320 recette juives tunisiennes transmises de mère en fille
Ce livre de recettes veut restituter le patrimoine culinaire de la communauté des juifs de Tunisie, avec ses influences diverses. De nombreuses communautés y cohabitaient harmonieusement: italienne, tunisienne, française algérienne maltaise, silicienne, russe, turque grecque, africaine. La cuisine judéo tunisienne bien que singulière, est une belle et généreuse expression de ces métisssages.
Depuis plusieurs années, la cuisine d'Orient a quitté les restaurants pour entrer dans les pages-recettes de magazine féminins et dans les foyers.
Les recettes sont tres clairement expliquées le ton est convivial et l'auteur propose de nombreux trucs et astuces pour se simplifier la vie
.
 

Préface
dis maman, quand est-ce que tu nous fais les caques de mamie?
- Dis, maman, pourquoi tu nous fais jamais les caques de mamie ?
- Bon, ma petite mère, ils veulent absolument que je leur fasse tes caques. Ils ne seront jamais aussi bons que les tiens, mais il faut que j'essaie au moins une fois.
- Tu sais ma fille , c'est vraiment, pas compliqué, tu fais comme ci, tu fais comme ça (elle explique avec les mains), tu mélanges et puis c'est tout ! Puis, si ça colle, tu rajoutes de la farine; si c'est trop sec, tu verses un peu d'eau...
- Attends, attends, pas si vite, je note, combien de farine?
- Tu vois, une petite poignée.
- C'est quoi une petite poignée, combien de grammes?
- J'sais pas, moi, comme ça (elle montre).
- Bon, d'accord.

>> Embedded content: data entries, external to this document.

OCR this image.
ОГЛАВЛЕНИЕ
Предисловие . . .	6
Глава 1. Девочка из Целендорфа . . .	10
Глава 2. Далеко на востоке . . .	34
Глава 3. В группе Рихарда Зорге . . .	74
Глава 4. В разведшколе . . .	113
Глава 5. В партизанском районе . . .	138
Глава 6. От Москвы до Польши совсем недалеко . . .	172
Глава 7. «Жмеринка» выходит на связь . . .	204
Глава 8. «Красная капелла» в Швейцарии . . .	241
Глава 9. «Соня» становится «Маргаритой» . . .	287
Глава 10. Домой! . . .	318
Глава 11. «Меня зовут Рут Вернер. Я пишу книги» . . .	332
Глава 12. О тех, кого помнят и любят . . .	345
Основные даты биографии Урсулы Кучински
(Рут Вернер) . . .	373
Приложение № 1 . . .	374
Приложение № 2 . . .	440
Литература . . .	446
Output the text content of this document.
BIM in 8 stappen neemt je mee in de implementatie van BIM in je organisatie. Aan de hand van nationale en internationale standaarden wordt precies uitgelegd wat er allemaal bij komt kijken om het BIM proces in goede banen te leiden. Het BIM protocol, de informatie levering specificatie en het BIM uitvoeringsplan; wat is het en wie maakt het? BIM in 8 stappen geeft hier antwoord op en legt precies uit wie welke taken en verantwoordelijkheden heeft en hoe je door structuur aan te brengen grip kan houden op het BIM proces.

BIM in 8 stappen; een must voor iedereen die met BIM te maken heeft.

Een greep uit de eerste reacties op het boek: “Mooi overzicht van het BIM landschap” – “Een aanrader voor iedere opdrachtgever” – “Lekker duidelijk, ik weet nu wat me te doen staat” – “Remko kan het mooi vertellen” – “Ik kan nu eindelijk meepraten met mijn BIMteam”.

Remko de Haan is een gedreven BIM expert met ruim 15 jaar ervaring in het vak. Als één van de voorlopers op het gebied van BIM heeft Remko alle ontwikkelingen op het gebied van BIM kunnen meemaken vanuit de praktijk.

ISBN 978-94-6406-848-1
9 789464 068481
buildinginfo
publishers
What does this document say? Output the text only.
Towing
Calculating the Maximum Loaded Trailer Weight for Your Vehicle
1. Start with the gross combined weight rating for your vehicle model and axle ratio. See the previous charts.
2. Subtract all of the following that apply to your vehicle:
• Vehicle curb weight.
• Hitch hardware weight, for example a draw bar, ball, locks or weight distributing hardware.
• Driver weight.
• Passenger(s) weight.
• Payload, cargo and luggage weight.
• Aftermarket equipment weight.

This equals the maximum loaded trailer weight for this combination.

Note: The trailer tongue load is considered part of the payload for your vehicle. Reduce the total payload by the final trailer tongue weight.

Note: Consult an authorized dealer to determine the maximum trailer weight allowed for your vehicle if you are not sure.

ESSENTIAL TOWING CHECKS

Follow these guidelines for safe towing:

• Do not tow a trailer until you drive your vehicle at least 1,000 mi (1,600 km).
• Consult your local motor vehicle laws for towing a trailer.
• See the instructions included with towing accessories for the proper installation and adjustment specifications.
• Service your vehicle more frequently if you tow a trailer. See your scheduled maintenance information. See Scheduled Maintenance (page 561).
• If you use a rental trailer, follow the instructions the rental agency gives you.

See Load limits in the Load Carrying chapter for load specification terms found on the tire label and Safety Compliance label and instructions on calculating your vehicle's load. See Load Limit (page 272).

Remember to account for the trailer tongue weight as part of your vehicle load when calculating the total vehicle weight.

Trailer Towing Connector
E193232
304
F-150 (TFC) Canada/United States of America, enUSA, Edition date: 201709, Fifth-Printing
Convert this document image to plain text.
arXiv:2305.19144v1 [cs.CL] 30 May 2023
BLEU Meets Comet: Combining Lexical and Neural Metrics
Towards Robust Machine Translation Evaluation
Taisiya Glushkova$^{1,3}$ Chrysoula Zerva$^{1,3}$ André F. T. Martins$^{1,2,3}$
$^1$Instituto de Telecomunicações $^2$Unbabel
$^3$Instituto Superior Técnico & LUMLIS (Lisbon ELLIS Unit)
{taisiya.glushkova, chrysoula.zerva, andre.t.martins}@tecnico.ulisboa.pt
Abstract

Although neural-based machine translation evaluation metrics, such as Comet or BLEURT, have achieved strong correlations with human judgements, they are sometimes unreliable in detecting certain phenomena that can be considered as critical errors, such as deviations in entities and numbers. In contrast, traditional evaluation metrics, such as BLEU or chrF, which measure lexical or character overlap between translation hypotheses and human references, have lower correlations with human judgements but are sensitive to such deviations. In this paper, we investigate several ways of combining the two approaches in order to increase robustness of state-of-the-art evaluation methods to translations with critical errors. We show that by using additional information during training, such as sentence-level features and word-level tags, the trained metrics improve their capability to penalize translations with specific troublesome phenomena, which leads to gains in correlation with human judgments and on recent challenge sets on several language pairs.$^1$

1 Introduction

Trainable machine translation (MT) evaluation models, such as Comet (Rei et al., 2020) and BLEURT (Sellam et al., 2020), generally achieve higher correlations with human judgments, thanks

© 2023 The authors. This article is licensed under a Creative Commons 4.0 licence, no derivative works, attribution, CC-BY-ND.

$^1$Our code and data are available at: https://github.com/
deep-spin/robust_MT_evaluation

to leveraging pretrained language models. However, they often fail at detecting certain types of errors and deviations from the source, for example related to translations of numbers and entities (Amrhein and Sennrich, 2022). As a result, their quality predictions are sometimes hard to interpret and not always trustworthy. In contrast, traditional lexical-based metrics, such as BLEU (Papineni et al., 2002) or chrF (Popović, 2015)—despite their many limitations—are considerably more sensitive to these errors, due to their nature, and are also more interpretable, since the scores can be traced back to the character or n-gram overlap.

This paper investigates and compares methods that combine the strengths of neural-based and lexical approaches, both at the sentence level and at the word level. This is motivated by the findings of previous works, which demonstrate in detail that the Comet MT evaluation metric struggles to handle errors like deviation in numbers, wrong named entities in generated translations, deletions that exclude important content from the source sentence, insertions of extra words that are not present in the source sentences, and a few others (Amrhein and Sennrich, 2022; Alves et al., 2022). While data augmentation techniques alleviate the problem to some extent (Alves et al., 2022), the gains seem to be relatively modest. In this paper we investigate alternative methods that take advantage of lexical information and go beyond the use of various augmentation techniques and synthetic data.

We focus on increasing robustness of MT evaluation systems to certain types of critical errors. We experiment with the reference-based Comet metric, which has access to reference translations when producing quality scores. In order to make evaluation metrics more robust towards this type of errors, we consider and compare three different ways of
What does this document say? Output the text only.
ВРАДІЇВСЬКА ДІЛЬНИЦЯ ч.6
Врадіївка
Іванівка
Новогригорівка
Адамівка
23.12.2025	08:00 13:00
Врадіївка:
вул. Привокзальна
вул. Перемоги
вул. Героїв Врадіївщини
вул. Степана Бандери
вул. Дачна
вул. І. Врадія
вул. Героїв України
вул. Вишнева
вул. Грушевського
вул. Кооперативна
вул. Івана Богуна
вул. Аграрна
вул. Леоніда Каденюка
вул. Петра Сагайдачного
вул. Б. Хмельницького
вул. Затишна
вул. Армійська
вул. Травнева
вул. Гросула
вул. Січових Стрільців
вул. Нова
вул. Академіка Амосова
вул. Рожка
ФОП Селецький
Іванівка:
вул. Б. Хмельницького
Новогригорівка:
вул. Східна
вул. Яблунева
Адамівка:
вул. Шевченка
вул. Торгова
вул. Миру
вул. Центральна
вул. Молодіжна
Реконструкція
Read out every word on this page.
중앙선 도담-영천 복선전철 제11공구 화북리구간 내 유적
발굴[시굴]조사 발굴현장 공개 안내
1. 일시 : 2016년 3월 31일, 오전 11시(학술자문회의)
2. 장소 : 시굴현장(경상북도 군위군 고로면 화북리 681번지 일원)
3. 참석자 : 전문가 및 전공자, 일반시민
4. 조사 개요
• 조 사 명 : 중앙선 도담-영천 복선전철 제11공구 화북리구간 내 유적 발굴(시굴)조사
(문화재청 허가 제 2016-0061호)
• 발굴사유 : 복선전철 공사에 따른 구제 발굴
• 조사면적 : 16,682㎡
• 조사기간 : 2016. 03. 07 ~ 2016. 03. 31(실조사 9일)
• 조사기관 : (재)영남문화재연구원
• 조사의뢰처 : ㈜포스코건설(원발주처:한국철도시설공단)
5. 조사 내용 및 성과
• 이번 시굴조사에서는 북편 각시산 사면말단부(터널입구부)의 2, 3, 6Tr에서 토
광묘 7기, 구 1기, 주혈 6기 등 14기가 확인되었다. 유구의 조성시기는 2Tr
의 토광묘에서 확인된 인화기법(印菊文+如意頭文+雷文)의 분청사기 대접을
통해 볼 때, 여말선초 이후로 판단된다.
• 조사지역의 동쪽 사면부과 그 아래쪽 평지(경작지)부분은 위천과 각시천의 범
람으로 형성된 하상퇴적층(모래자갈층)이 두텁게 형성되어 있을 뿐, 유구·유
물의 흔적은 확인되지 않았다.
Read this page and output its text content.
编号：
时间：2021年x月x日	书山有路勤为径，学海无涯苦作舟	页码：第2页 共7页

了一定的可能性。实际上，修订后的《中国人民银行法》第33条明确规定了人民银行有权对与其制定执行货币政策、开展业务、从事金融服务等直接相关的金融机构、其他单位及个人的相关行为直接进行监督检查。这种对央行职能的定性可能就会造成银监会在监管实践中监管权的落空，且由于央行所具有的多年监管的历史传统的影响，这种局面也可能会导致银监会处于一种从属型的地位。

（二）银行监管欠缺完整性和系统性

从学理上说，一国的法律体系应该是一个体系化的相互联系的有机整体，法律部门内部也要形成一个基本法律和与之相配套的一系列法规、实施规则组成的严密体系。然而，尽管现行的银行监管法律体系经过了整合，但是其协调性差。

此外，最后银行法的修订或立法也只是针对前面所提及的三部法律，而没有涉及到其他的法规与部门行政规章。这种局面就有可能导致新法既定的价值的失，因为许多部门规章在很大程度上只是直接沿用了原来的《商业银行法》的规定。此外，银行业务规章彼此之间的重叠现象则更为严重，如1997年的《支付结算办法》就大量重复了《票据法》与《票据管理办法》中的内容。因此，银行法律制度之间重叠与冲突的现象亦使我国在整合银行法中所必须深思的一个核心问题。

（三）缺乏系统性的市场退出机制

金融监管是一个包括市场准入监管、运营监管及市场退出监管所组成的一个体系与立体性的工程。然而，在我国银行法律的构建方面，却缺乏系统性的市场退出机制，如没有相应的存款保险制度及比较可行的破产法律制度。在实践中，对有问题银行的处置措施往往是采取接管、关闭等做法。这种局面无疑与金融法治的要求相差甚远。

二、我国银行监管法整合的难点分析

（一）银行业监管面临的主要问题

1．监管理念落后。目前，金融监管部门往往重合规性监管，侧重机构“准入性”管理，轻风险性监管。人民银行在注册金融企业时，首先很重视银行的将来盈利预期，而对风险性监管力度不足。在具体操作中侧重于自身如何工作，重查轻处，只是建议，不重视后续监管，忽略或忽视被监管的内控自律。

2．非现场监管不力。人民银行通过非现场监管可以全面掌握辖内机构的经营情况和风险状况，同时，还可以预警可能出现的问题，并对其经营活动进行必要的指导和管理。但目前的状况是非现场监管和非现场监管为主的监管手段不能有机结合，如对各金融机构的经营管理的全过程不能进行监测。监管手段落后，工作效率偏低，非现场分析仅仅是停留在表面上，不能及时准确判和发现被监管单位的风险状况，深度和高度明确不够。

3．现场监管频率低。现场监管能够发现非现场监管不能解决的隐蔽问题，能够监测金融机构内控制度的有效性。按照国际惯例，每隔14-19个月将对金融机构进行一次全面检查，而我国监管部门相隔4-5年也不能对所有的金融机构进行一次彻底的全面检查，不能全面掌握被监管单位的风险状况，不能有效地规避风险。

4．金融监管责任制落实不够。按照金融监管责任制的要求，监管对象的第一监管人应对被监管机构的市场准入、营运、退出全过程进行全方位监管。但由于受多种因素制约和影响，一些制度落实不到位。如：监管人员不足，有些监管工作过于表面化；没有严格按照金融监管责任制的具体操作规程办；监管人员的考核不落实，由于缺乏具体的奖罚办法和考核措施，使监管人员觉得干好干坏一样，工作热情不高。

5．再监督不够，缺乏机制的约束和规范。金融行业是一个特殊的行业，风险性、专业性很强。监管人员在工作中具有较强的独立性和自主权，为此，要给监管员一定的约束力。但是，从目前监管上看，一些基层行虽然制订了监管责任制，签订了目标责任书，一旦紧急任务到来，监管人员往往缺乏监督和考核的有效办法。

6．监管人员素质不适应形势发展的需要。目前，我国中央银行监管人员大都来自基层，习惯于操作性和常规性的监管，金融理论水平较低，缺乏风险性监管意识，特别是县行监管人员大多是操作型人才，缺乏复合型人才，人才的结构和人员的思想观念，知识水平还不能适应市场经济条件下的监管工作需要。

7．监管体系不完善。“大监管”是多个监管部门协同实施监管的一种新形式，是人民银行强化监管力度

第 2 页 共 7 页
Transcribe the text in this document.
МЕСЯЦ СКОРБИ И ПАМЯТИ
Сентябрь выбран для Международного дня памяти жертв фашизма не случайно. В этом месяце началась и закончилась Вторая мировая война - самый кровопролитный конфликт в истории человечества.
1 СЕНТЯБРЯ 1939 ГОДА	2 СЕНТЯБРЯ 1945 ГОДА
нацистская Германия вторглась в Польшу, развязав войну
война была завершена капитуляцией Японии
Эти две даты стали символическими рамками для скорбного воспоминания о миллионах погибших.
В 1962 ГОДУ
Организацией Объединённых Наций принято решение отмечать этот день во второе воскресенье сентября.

Un peu d'eau...mais c'est quoi, un peu d'eau?
- Oh, un petit verre.
- Mais quel verre?
- Ben, tu sais bien, le Duralex,...Mais enfin ma fille, t'as jamais cuisiné ou quoi?
Le ton monte, tout le monde sénerve... et naturellement, je rate les caques. Les enfants me remercient gentiment, mais à leur sourire crispé, je vois bien qu'ils sont décus. Ma réputation vient d'en prendre un sérieux coup .
Ca ne peut plus durer. Parceque qu'il n'y a pas que les caques, il y a aussi la pkaila, la gananouiua, le couscous boulettes...
Je me suis demandé si, inconsciemment, elle ne souhaitait pas qu'on fasse un peu moins, bien qu'elle, ou si elle avait tellement intégré gestes, durées et quantités qu'elle était incapable de les expliquer. J'en ai conclu que la vérité devait se situer entre les deux.
Et comme ce qui semble évident pour elle devient une montagne pour moi, j'ai décidé de relever les manches.
Ce fut un peu long. il a fallu refaire , peser, tester... mais ce fut toujours délicieux et émouvant.
A toutes celles et à tous ceux qui sont entourée de génies de la cuisine, mères, grand-mères, tantes ou autres : allez-y ! Recueillez, collectez attrappez la parole, les gestes, et tous les souvenirs qui leurs sont liés avant qu'il ne soit trop tard.

Nous voulons croire à l'immortalite de nos parents et de nos grand-parents Or, un jour ils partent et emportent leurs secrets. Dans les pays de tradition orale, ne restent souvent ni journaux intimes ni carnet de notes. Les femmes élevées dans cette tradition n'ont jamais pensé à consigner leurs précieuses recettes, leurs trucs et tours de main, parce que leurs filles et belles-filles apprenaient tout naturellement en les regardant faire, en les aidant, puis en faisant à leur tour.
Aujourd'hui les filles ont eu envie d'apprendre d'autres choses, autrement et souvent à l'extérieur du cercle familial. Le fil de la transmission s'est rompu et quand vient la nostalgie, il est parfois trops tard.
Ce livre veut restitutuer le patrimoine culinaire de la commuanuté des juifs de Tunisie, avec ses histoires ses anecdotes, ses repères religieux, ses influences. Il s'adresse à des hommes et des femmes de cette fin de siècle. Le temps souvent leur manque et ils ne savent plus comment on cuisinait avant le micro-ondes et les surgelés.

Ce livre n'est ni un ouvrage philosophique ni sociologique, il reste un livre de cuisine avec la volonte de légéreté et d'humour qui conviennent à ce genre.